Die Fragen nach der Hauptfunktionalitäten des Produkts kann sicherlich ein Productowner im Schlaf beantworten, aber auch er hat Fragen, die konkrete Use Cases betreffen.
Der Productowner
- Was passiert, wenn der Benutzer eingeloggt ist, aber das Passwort abgelaufen ist?
- Wie stellen wir sicher, dass wir keinem Betrug zum Opfer fallen und kann man das durch neue Technologien verbessern?
Der Scrum-Master hat Fragen, die weniger mit dem Produkt als mit der Performance des Teams zusammenhängen. Diese können durch eine entsprechende Dokumentation beantwortet werden.
Der Scrum-Master
- Wie hat sich die Velocity des Teams über die letzten Sprints verändert?
- Welche Maßnahmen sind aus den letzten Retrospektiven entstanden? Wie sind wir damit umgegangen?
Aber zurück zum Produkt selbst, denn es gibt auch Fragen außerhalb des Teams, die einem auf den ersten Blick vielleicht gar nicht bewusst waren. So kann sich ein Jurist fragen, ob vertragliche Verpflichtungen eingehalten wurden. Die Betriebsführung muss wissen, wie die einzelnen Features sich in der produktiven Umgebungen verhalten und verwalten lassen. Der Endanwender kann sich fragen, wie das Produkt überhaupt funktioniert. Auch wenn das eine Warnung dafür sein sollte, dass man kein intuitives Produkt auf den Markt gebracht hat, denn im Idealfall ist das Produkt selbsterklärend.
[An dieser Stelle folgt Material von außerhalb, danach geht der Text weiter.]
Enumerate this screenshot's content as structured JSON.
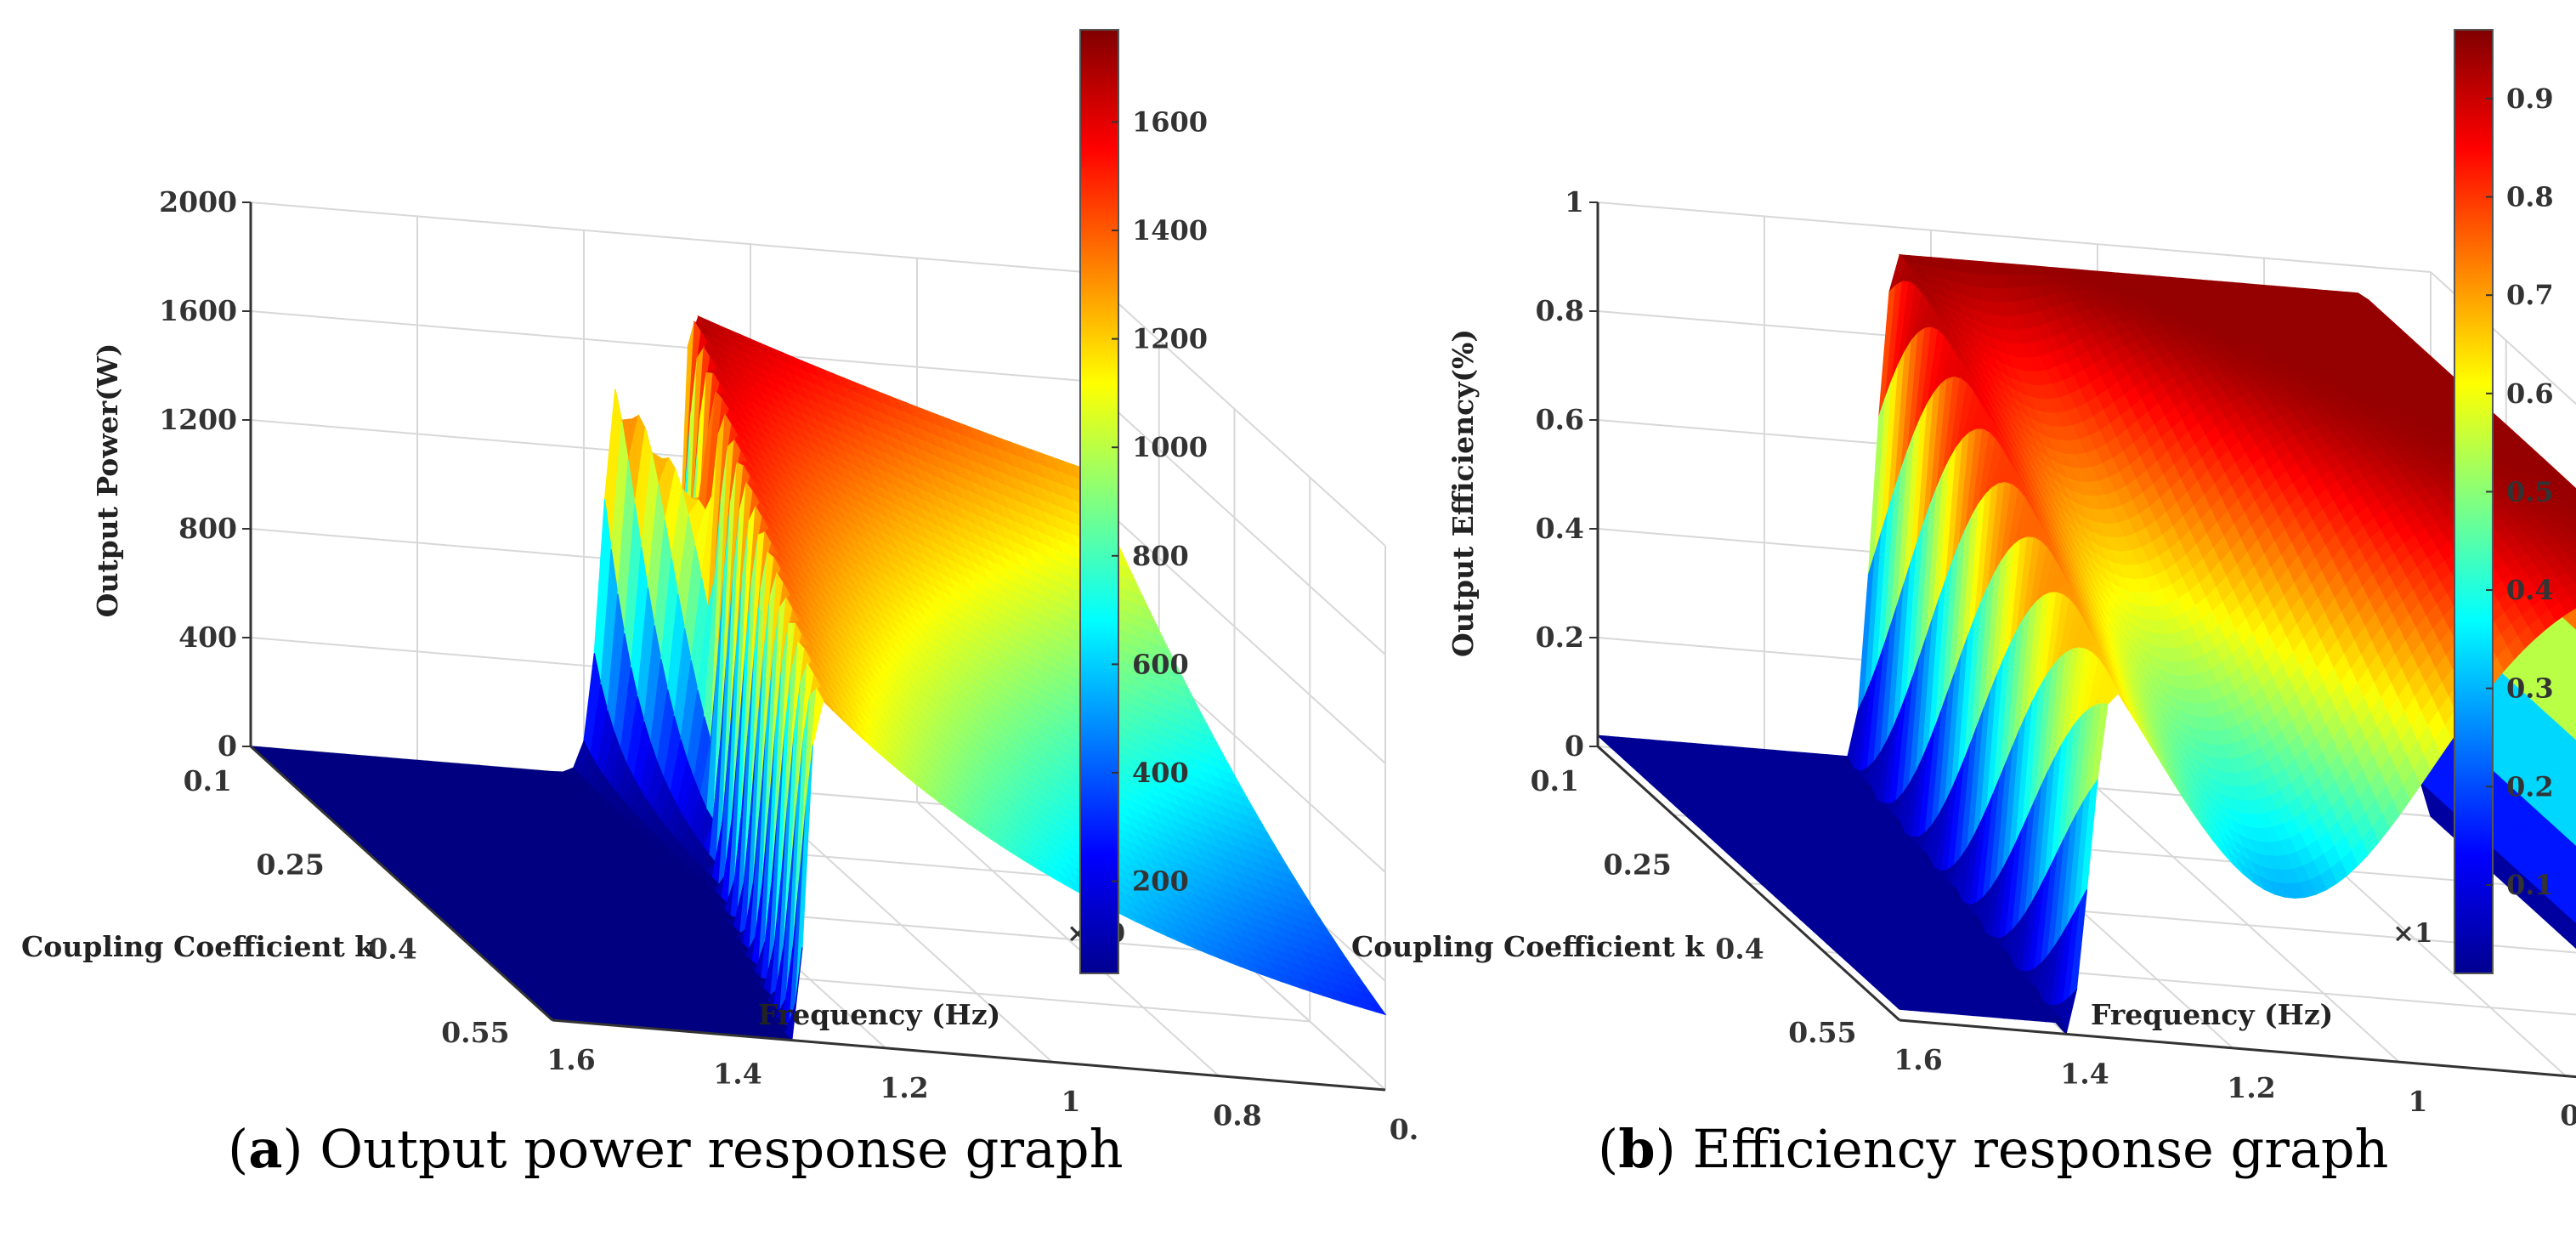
{
  "chart_data": [
    {
      "type": "surface",
      "panel": "a",
      "caption_letter": "a",
      "caption_text": "Output power response graph",
      "zlabel": "Output Power(W)",
      "xlabel": "Coupling Coefficient k",
      "ylabel": "Frequency (Hz)",
      "z_ticks": [
        "0",
        "400",
        "800",
        "1200",
        "1600",
        "2000"
      ],
      "k_ticks": [
        "0.1",
        "0.25",
        "0.4",
        "0.55"
      ],
      "f_ticks": [
        "1.6",
        "1.4",
        "1.2",
        "1",
        "0.8",
        "0."
      ],
      "exp_label": "×10",
      "colorbar_ticks": [
        "200",
        "400",
        "600",
        "800",
        "1000",
        "1200",
        "1400",
        "1600"
      ],
      "colorbar_range": [
        30,
        1770
      ],
      "zlim": [
        0,
        2000
      ],
      "colormap": "jet",
      "peak_max": 1770,
      "peak_at_low_k": 1450
    },
    {
      "type": "surface",
      "panel": "b",
      "caption_letter": "b",
      "caption_text": "Efficiency response graph",
      "zlabel": "Output Efficiency(%)",
      "xlabel": "Coupling Coefficient k",
      "ylabel": "Frequency (Hz)",
      "z_ticks": [
        "0",
        "0.2",
        "0.4",
        "0.6",
        "0.8",
        "1"
      ],
      "k_ticks": [
        "0.1",
        "0.25",
        "0.4",
        "0.55"
      ],
      "f_ticks": [
        "1.6",
        "1.4",
        "1.2",
        "1",
        "0.8",
        "0."
      ],
      "exp_label": "×1",
      "colorbar_ticks": [
        "0.1",
        "0.2",
        "0.3",
        "0.4",
        "0.5",
        "0.6",
        "0.7",
        "0.8",
        "0.9"
      ],
      "colorbar_range": [
        0.01,
        0.97
      ],
      "zlim": [
        0,
        1
      ],
      "colormap": "jet",
      "peak_max": 0.97,
      "valley_min": 0.3
    }
  ]
}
Um ein Fazit zu ziehen: Die Dokumentation soll Stakeholdern Fragen beantworten. Davon gibt es nicht gerade wenige, besonders wenn der Mitarbeiter neu im Unternehmen ist. Bevor man Dokumentationen blind schreibt, sollte man sich bewusst machen, wer die Stakeholder sind, welche Fragen sie haben und dann überlegen wie die Antwort gegeben werden können. In einem Sprint ist oft nicht viel Zeit die unzähligen Fragen aufwendig zu beantworten. Deshalb ist es wichtig fokussiert zu antworten und keine redundante oder unwichtige Sachen aufzuschreiben. Oft reicht auch regelmäßige Kommunikation aus, zumindest was Projektdokumentation betrifft, also dazu dient den Sprint erfolgreich zu bewältigen und nicht in notwendig ist, um zukünftig noch relevante Zusammenhänge zu verstehen (Softwaredokumentation – Ein vielschichtiger Begriff).